The component subjected to this new technique was the first of the new High Luminosity LHC triplet quadrupole magnets built by the Accelerator Upgrade Project (AUP) collaboration and tested in its final cryostated configuration at Fermilab. To carry out these measurements, special thermo-optical targets were mounted on the cold mass before it was installed in the cryostat. The position of these targets was then measured very accurately in the referential frame of the cryostat after the cryostating process. In parallel, dedicated optical heads integrating an optical fibre feedthrough were installed on the vacuum vessel and measured in the cryostat referential frame. The absolute distances between the heads and the targets were then measured continuously at three locations along the length of the cryostated magnet: at the extremities and at its centre (see Figure 1). The measurement technique is based on Frequency Scanning Interferometry (FSI).

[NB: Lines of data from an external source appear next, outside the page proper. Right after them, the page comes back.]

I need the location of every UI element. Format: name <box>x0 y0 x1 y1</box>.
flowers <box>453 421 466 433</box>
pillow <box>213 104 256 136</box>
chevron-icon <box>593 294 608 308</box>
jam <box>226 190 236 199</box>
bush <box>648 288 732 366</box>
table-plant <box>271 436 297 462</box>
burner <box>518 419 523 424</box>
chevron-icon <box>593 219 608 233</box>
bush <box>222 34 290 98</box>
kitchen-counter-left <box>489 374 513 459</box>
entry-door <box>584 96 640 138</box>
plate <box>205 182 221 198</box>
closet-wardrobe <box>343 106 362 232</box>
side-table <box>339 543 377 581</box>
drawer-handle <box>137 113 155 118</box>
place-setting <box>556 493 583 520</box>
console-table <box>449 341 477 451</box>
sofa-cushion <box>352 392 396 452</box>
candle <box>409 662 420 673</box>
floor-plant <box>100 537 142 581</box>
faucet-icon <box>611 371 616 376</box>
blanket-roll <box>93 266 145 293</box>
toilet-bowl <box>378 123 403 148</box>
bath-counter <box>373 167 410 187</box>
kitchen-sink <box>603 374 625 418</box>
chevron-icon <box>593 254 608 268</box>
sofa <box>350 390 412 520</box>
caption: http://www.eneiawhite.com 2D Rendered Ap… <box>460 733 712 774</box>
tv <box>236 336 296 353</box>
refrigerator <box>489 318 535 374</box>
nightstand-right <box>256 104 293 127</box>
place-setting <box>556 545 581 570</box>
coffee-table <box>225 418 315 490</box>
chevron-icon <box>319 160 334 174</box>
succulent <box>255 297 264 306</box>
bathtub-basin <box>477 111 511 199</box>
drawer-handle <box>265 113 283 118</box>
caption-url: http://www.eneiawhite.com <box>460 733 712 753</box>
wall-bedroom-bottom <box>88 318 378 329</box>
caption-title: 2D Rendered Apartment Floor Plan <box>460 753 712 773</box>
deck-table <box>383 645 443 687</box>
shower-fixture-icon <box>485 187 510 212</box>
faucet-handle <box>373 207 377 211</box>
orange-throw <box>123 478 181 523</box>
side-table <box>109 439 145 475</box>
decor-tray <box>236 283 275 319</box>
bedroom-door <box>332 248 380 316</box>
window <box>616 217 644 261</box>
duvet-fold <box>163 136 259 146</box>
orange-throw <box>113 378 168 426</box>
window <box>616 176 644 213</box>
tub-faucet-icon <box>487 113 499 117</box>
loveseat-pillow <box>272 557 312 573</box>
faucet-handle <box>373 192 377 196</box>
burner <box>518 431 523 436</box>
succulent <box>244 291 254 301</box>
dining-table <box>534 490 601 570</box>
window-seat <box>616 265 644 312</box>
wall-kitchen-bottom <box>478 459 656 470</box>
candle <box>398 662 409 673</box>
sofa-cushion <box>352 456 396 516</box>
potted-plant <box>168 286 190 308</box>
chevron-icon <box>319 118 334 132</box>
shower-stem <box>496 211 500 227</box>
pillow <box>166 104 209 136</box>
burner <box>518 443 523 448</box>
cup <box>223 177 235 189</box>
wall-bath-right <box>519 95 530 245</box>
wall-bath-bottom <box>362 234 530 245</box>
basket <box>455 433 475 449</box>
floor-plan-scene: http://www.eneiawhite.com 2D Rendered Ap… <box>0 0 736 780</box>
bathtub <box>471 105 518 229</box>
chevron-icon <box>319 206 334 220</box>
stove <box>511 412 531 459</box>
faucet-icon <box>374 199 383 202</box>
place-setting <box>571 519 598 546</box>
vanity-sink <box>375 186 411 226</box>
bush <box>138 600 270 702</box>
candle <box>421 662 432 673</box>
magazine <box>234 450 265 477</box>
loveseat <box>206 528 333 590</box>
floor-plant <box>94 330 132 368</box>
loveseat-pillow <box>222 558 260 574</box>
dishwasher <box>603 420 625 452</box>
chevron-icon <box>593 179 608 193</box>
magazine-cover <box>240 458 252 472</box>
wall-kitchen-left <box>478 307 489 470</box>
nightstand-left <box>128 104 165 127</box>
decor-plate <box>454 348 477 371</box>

The thermal cycle lasted for more than 2 months, starting with an initial slow cooling of the cryostated magnet from 295K to 5K, with a stable cold phase lasting more than one month at 5K, and reheating to 295K at the end of the cycle.
The measurements performed show a longitudinal contraction of nearly 15 mm of both extremities of the cold mass and of 1.55 mm in the vertical direction between 295K and 5K (see Figure 2). No relevant displacements are seen along the radial direction, while a good symmetry of both extremities was observed. The transverse position of the cold mass within the vacuum vessel is determined with an accuracy below 0.1 mm and can be monitored with a resolution in the order of 10 µm. A second thermal cycle will soon be carried out on the same component, to verify the repeatability of the process and therefore the robustness of the measurement technique.

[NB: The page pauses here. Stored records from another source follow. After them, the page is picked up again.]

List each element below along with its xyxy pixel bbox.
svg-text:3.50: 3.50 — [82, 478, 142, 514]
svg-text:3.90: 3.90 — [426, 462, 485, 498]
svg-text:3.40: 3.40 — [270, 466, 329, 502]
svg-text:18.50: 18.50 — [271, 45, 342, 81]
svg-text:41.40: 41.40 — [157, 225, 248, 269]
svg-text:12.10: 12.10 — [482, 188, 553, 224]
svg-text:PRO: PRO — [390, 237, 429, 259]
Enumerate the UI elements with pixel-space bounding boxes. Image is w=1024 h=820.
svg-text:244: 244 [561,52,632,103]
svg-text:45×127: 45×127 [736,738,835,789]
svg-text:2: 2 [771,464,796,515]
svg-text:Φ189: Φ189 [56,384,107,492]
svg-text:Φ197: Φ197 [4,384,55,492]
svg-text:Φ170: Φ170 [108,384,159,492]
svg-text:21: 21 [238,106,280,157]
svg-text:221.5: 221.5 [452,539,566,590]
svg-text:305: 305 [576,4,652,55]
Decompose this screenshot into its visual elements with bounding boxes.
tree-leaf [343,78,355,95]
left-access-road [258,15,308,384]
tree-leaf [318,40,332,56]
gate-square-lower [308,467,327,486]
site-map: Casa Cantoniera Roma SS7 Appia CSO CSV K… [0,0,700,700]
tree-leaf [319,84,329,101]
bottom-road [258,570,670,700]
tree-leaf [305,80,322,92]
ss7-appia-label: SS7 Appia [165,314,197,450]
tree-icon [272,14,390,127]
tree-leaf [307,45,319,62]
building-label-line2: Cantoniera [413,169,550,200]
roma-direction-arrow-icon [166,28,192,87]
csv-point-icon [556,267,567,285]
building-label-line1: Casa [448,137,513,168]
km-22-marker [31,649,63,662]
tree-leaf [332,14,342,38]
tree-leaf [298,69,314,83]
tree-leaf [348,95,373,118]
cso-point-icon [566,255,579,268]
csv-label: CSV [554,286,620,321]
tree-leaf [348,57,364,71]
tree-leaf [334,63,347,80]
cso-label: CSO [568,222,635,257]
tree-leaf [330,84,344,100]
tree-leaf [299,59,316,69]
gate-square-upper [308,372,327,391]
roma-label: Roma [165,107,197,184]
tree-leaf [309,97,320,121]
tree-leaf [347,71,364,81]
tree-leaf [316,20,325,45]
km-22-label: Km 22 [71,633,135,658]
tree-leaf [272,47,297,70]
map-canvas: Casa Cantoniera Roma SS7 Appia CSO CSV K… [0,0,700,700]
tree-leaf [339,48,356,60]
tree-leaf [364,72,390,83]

These results come after a long process of development and qualification tests at CERN. The first test measurements had already been undertaken on an LHC dipole in 2018 [1], highlighting the need to develop specific insulated targets and to develop more robust analysis tools and algorithms for the FSI measurements. Special calibration processes have also been developed and qualified to optimise measurement accuracy [2]. A first version of an intra-cryostat FSI measurement system was installed on the HL-LHC crab cavity prototype inside the SPS accelerator in 2018, demonstrating very good measurement repeatability throughout thermal cycles, and the micrometric resolution of measurements [3].
All of the 16 inner triplet quadrupoles and the 8 crab cavities of the HL-LHC project will all be equipped with this new FSI-based measurement technique, offering a much better monitoring and understanding of the position of cold masses and crab cavities inside their cryostats. The final system will comprise some 320 measurement channels. The corresponding hardware and software are currently being industrialised through collaboration between several groups in CERN’s Beams Department. The next step is to qualify this measurement technique on the HL-LHC Inner Triplet String, which is due to start its cooldown in the second half of 2024.